Luckily, we have options for liquid biopsy test validation beyond collecting countless blood samples. Contrived materials, also called commercially available reference materials, are a class of product meant to mimic a biological human sample and are a great option for assay testing when blood samples are in short supply or don’t meet testing needs. Manufacturers such as SeraCare and Horizon Discovery Ltd are major suppliers of these products. Contrived materials are manufactured using human genomic DNA from cell lines, with known amounts of cancerous DNA spiked in. The variant allele fraction (i.e. proportion of cancerous DNA) and mutation type can be specified and customized, and some types of contrived materials are also formulated to mimic human plasma.

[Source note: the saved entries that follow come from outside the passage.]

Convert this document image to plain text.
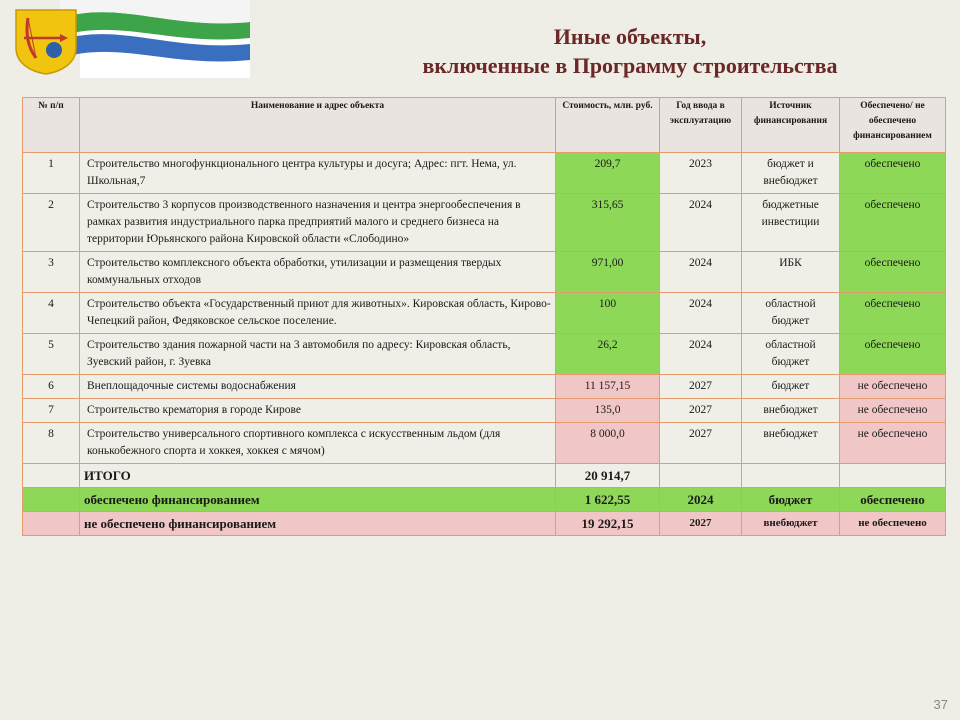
Иные объекты,
включенные в Программу строительства
№ п/п	Наименование и адрес объекта	Стоимость, млн. руб.	Год ввода в эксплуатацию	Источник финансирования	Обеспечено/ не обеспечено финансированием
1	Строительство многофункционального центра культуры и досуга; Адрес: пгт. Нема, ул. Школьная,7	209,7	2023	бюджет и внебюджет	обеспечено
2	Строительство 3 корпусов производственного назначения и центра энергообеспечения в рамках развития индустриального парка предприятий малого и среднего бизнеса на территории Юрьянского района Кировской области «Слободино»	315,65	2024	бюджетные инвестиции	обеспечено
3	Строительство комплексного объекта обработки, утилизации и размещения твердых коммунальных отходов	971,00	2024	ИБК	обеспечено
4	Строительство объекта «Государственный приют для животных». Кировская область, Кирово-Чепецкий район, Федяковское сельское поселение.	100	2024	областной бюджет	обеспечено
5	Строительство здания пожарной части на 3 автомобиля по адресу: Кировская область, Зуевский район, г. Зуевка	26,2	2024	областной бюджет	обеспечено
6	Внеплощадочные системы водоснабжения	11 157,15	2027	бюджет	не обеспечено
7	Строительство крематория в городе Кирове	135,0	2027	внебюджет	не обеспечено
8	Строительство универсального спортивного комплекса с искусственным льдом (для конькобежного спорта и хоккея, хоккея с мячом)	8 000,0	2027	внебюджет	не обеспечено
	ИТОГО	20 914,7			
	обеспечено финансированием	1 622,55	2024	бюджет	обеспечено
	не обеспечено финансированием	19 292,15	2027	внебюджет	не обеспечено
37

Learning how best to use contrived materials in combination with patient samples, how test performance compares on these different types of samples, and what types of data can be generated using contrived materials for the purposes of FDA review are open questions that the field is still investigating. BLOODPAC’s Just Freaking Do It working group is actively working on clarifying how contrived materials can and should be used in the validation process. The group’s recent study in the Journal of Molecular Diagnostics tackles the use of contrived materials in comparing different types of liquid biopsy tests across different clinical laboratories, and future studies will focus on further characterization of the role of these types of reference materials in the test development and approval process.